Boğaziçi direnişi: ‘Tek sesliliğe itiraz ettik, çoban ateşi yaktık’
Boğaziçi Üniversitesi direnişinde akademisyenler bininci kez atanmış rektöre sırtlarını döndü. Artı Gerçek, Boğaziçi akademisyenleri ile direnişle geçen beş yılı, üniversitedeki dönüşümü ve taleplerini konuştu.
Müzeyyen YÜCE
İSTANBUL - Cumhurbaşkanı Recep Tayyip Erdoğan’ın kararıyla Boğaziçi Üniversitesi’ne 1 Ocak 2021’de Haliç Üniversitesinin rektörü Melih Bulu’nun ‘rektör’ olarak atanmasıyla başlayan Boğaziçililerin protestoları bininci gününü tamamladı.
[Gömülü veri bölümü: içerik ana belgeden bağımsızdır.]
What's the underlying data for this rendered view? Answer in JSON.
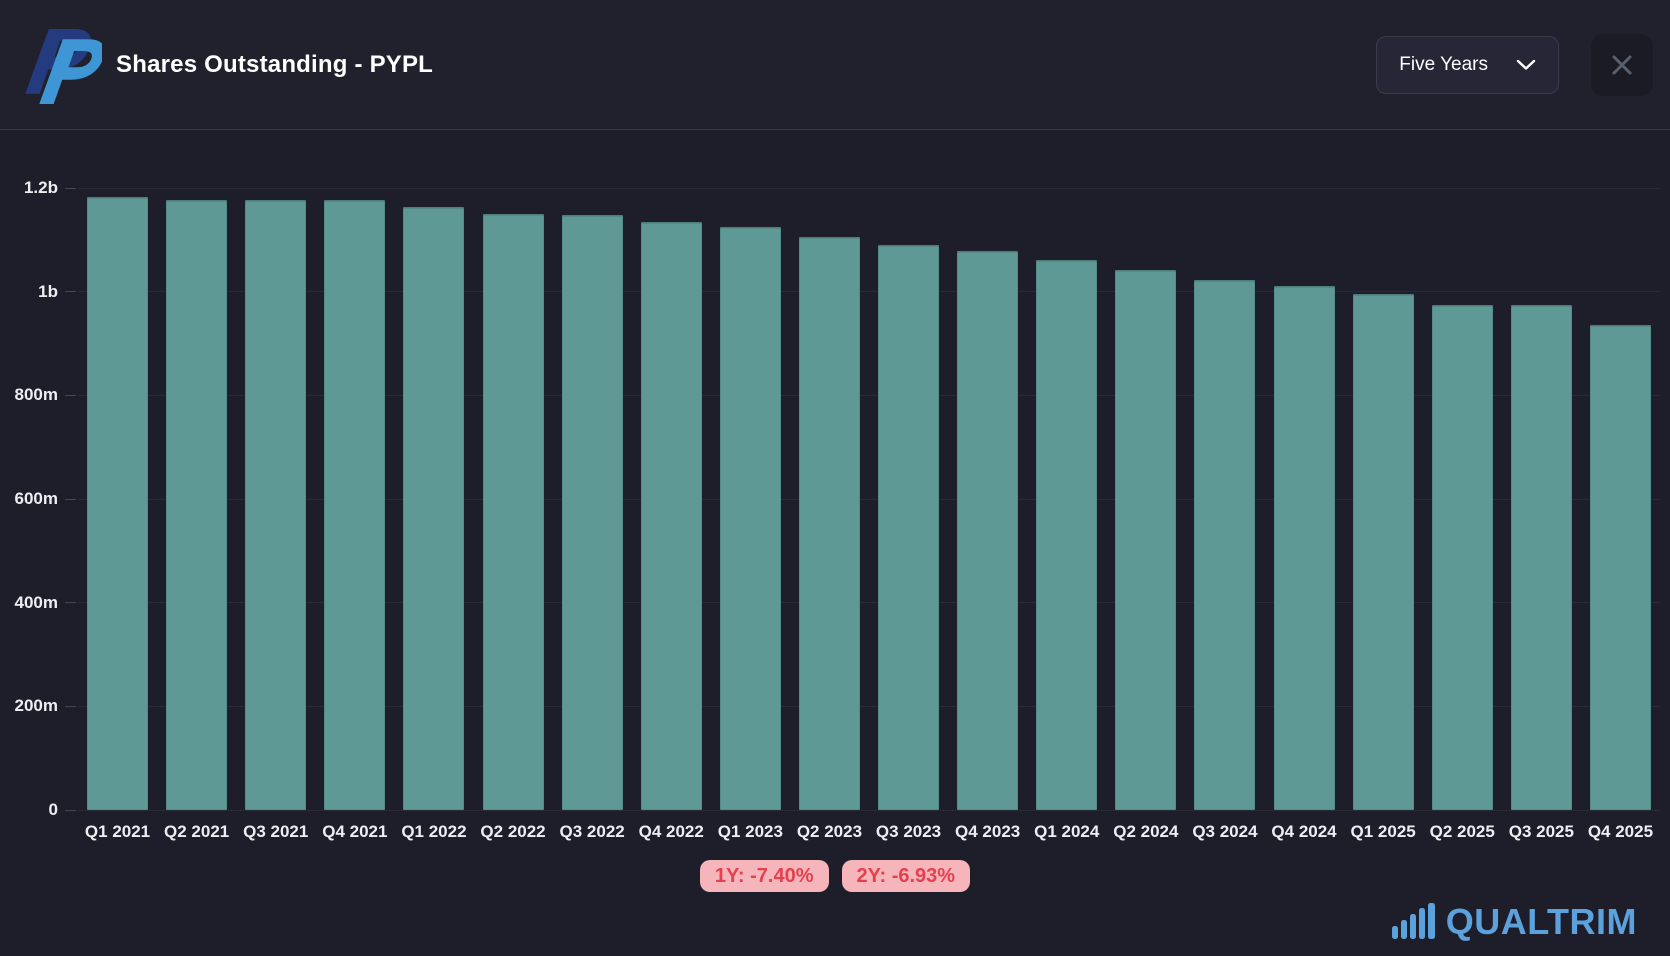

Türkiye'nin en prestijli üniversitelerinin başında gelen Boğaziçi'ndeki protestolar beşinci yılına girdi. Protestolar başladığı süreçte birçok üniversiteye yayılmış, özerk üniversite yönetimi talebi için yapılan eylemlerde 200'ün üzerinde öğrenci gözaltına alınarak darp edilmiş, bir kısmı tutuklanmıştı. O dönem Bulu'nun istifası ve rektörün seçimle belirlenmesi talebiyle eylemlerini sürdüren öğretim üyeleri ve öğrenciler, bu taleplere tutukluların serbest bırakılmasını da eklemişti.
‘BULU GİTTİ İNCİ GELDİ’
Protestolar artarak devam ederken bir gece yarısı Erdoğan’ın kararıyla atanan Bulu, yaklaşık yedi ay sürdürdüğü görevinden yine Erdoğan'ın imzasıyla 15 Temmuz 2021'de alındı. Bulu'nun görevden alınması sonrası 19 akademisyenin rektör adaylığı için yarıştığı güven oylaması yapıldı. Oylamada akademisyenlerin büyük çoğunluğu tarafından kabul görmeyen iki akademisyenden biri olan Naci İnci, Erdoğan’ın kararıyla Boğaziçi’ne yeni rektör olarak atandı.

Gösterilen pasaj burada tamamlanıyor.